Here's an example with a small file. The file generated by my application (using zlib and complevel 9) is 6.7 MB big.
/ (RootGroup) ''
/test (Group) ''
/test/table (Table(1042,), shuffle, zlib(1)) ''
description := {
"index": Int64Col(shape=(), dflt=0, pos=0),
"values_block_0": Float64Col(shape=(2,), dflt=0.0, pos=1),
"values_block_1": Int64Col(shape=(1,), dflt=0, pos=2)}
byteorder := 'little'
chunkshape := (2048,)
autoindex := True
colindexes := {
"index": Index(6, medium, shuffle, zlib(1)).is_csi=False}
If I ptrepack it with no option, it gets dramatically smaller (71K):
/ (RootGroup) ''
/test (Group) ''
/test/table (Table(1042,)) ''
description := {
"index": Int64Col(shape=(), dflt=0, pos=0),
"values_block_0": Float64Col(shape=(2,), dflt=0.0, pos=1),
"values_block_1": Int64Col(shape=(1,), dflt=0, pos=2)}
byteorder := 'little'
chunkshape := (2048,)
When using --complevel=1
or --complevel=9
, I get a 19K file.
/ (RootGroup) ''
/test (Group) ''
/test/table (Table(1042,), shuffle, zlib(1)) ''
description := {
"index": Int64Col(shape=(), dflt=0, pos=0),
"values_block_0": Float64Col(shape=(2,), dflt=0.0, pos=1),
"values_block_1": Int64Col(shape=(1,), dflt=0, pos=2)}
byteorder := 'little'
chunkshape := (2048,)
/ (RootGroup) ''
/test (Group) ''
/test/table (Table(1042,), shuffle, zlib(9)) ''
description := {
"index": Int64Col(shape=(), dflt=0, pos=0),
"values_block_0": Float64Col(shape=(2,), dflt=0.0, pos=1),
"values_block_1": Int64Col(shape=(1,), dflt=0, pos=2)}
byteorder := 'little'
chunkshape := (2048,)
These are small files, but my point is that I could downsize the whole 35GB database to a few hundreds MB just by repacking it.
There has to be something wrong in the way it is written.
I know about the "hdf5 does not reclaim space" warning. The normal use case does not involve deleting data, or maybe marginally.
To append new data, I use
store.append(data_id, data_dataframe)
so I only append. I don't delete/write the whole data.
I noticed a difference in the dumps above
autoindex := True
colindexes := {
"index": Index(6, medium, shuffle, zlib(1)).is_csi=False}
but I don't know what to conclude about it.
I suspect the size issue could be due to the fact that the samples are added one at a time. But I don't see exactly why this should be a problem.

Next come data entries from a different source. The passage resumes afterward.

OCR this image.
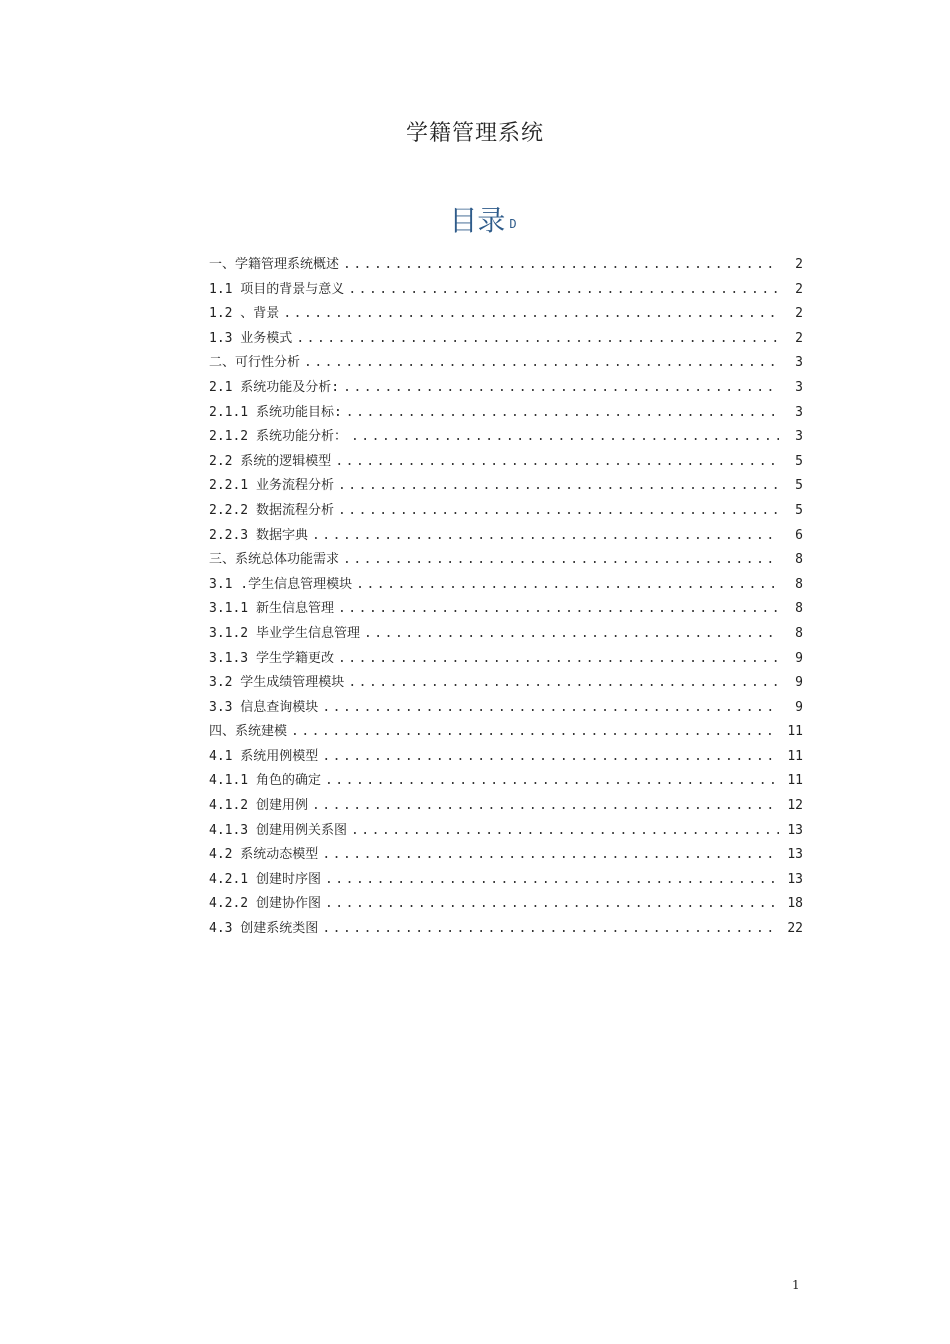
学籍管理系统
目录 D
一、学籍管理系统概述 .....	2
1.1 项目的背景与意义 .....	2
1.2 、背景 .....	2
1.3 业务模式 .....	2
二、可行性分析 .....	3
2.1 系统功能及分析: .....	3
2.1.1 系统功能目标: .....	3
2.1.2 系统功能分析： .....	3
2.2 系统的逻辑模型 .....	5
2.2.1 业务流程分析 .....	5
2.2.2 数据流程分析 .....	5
2.2.3 数据字典 .....	6
三、系统总体功能需求 .....	8
3.1 .学生信息管理模块 .....	8
3.1.1 新生信息管理 .....	8
3.1.2 毕业学生信息管理 .....	8
3.1.3 学生学籍更改 .....	9
3.2 学生成绩管理模块 .....	9
3.3 信息查询模块 .....	9
四、系统建模 .....	11
4.1 系统用例模型 .....	11
4.1.1 角色的确定 .....	11
4.1.2 创建用例 .....	12
4.1.3 创建用例关系图 .....	13
4.2 系统动态模型 .....	13
4.2.1 创建时序图 .....	13
4.2.2 创建协作图 .....	18
4.3 创建系统类图 .....	22
1
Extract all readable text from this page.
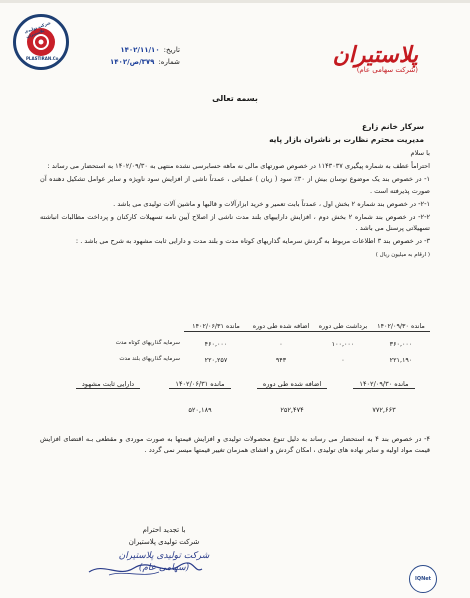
شرکت تولیدی پلاستیران
PLASTIRAN.Co
تاریخ:
۱۴۰۲/۱۱/۱۰
شماره:
۳۷۹/ص/۱۴۰۲	پلاستیران
(شرکت سهامی عام)
بسمه تعالی
سرکار خانم زارع
مدیریت محترم نظارت بر ناشران بازار پایه

با سلام

احتراماً عطف به شماره پیگیری ۱۱۴۳۰۳۷ در خصوص صورتهای مالی نه ماهه حسابرسی نشده منتهی به ۱۴۰۲/۰۹/۳۰ به استحضار می رساند :

۱- در خصوص بند یک موضوع نوسان بیش از ۳۰٪ سود ( زیان ) عملیاتی ، عمدتاً ناشی از افزایش سود ناویژه و سایر عوامل تشکیل دهنده آن صورت پذیرفته است .

۲-۱- در خصوص بند شماره ۲ بخش اول ، عمدتاً بابت تعمیر و خرید ابزارآلات و قالبها و ماشین آلات تولیدی می باشد .

۲-۲- در خصوص بند شماره ۲ بخش دوم ، افزایش داراییهای بلند مدت ناشی از اصلاح آیین نامه تسهیلات کارکنان و پرداخت مطالبات انباشته تسهیلاتی پرسنل می باشد .

۳- در خصوص بند ۳ اطلاعات مربوط به گردش سرمایه گذاریهای کوتاه مدت و بلند مدت و دارایی ثابت مشهود به شرح می باشد . :

( ارقام به میلیون ریال )

مانده ۱۴۰۲/۰۹/۳۰
برداشت طی دوره
اضافه شده طی دوره
مانده ۱۴۰۲/۰۶/۳۱
۳۶۰,۰۰۰
۱۰۰,۰۰۰
۰
۴۶۰,۰۰۰
سرمایه گذاریهای کوتاه مدت
۲۲۱,۱۹۰
۰
۹۴۳
۲۲۰,۲۵۷
سرمایه گذاریهای بلند مدت
مانده ۱۴۰۲/۰۹/۳۰
اضافه شده طی دوره
مانده ۱۴۰۲/۰۶/۳۱
دارایی ثابت مشهود
۷۷۲,۶۶۳
۲۵۲,۴۷۴
۵۲۰,۱۸۹
۴- در خصوص بند ۴ به استحضار می رساند به دلیل تنوع محصولات تولیدی و افزایش قیمتها به صورت موردی و مقطعی بـه اقتضای افزایش قیمت مواد اولیه و سایر نهاده های تولیدی ، امکان گردش و افشای همزمان تغییر قیمتها میسر نمی گردد .
با تجدید احترام
شرکت تولیدی پلاستیران
شرکت تولیدی پلاستیران (سهامی عام)
IQNet
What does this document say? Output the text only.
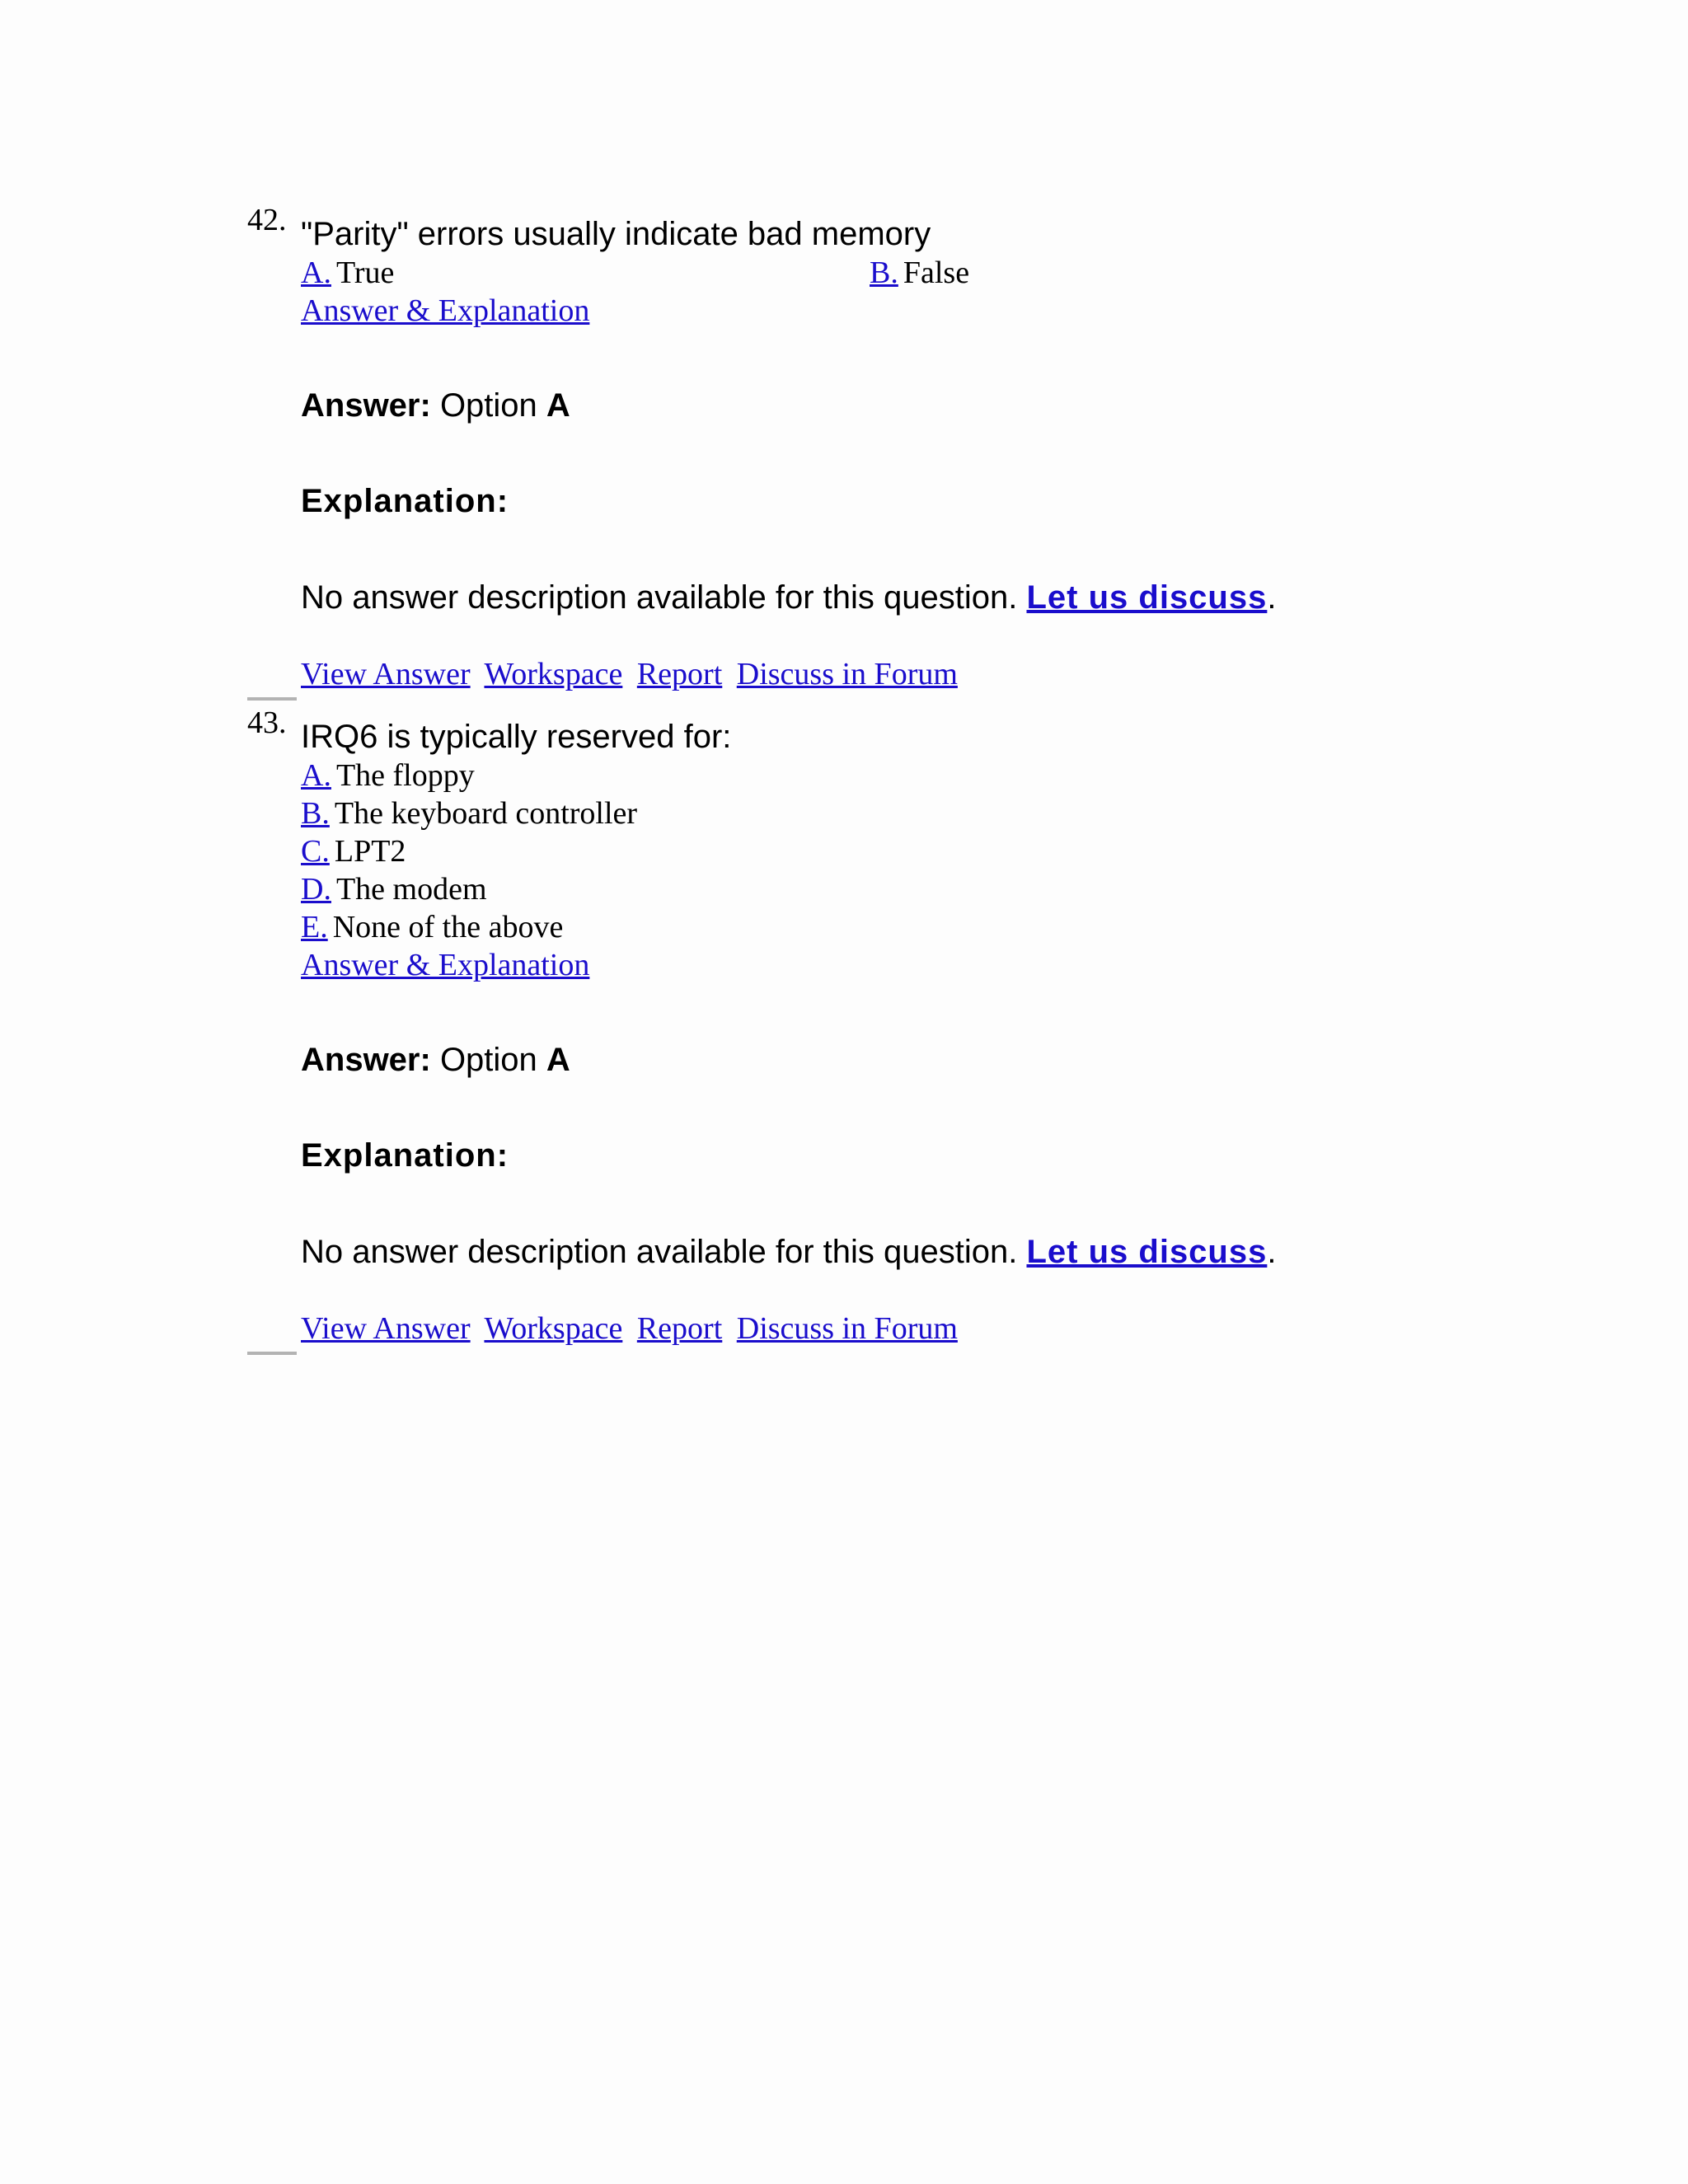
42. "Parity" errors usually indicate bad memory
A. True	B. False
Answer & Explanation
Answer: Option A
Explanation:
No answer description available for this question. Let us discuss.
View Answer Workspace Report Discuss in Forum
43. IRQ6 is typically reserved for:
A. The floppy
B. The keyboard controller
C. LPT2
D. The modem
E. None of the above
Answer & Explanation
Answer: Option A
Explanation:
No answer description available for this question. Let us discuss.
View Answer Workspace Report Discuss in Forum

The whole chunk should be compressed when even a small amount of data is added.
Or is it because each time a chunk is modified, it is written on another space and the old chunk space is lost?
In this case, I guess my options are:
Modify the application so that data is written by batches. Maybe by adding a caching layer. Practically impossible. I might as well change the underlying database.
Pick a much lower chunk size. But this has downsides as well.
Set a script to ptrepack the data regularly.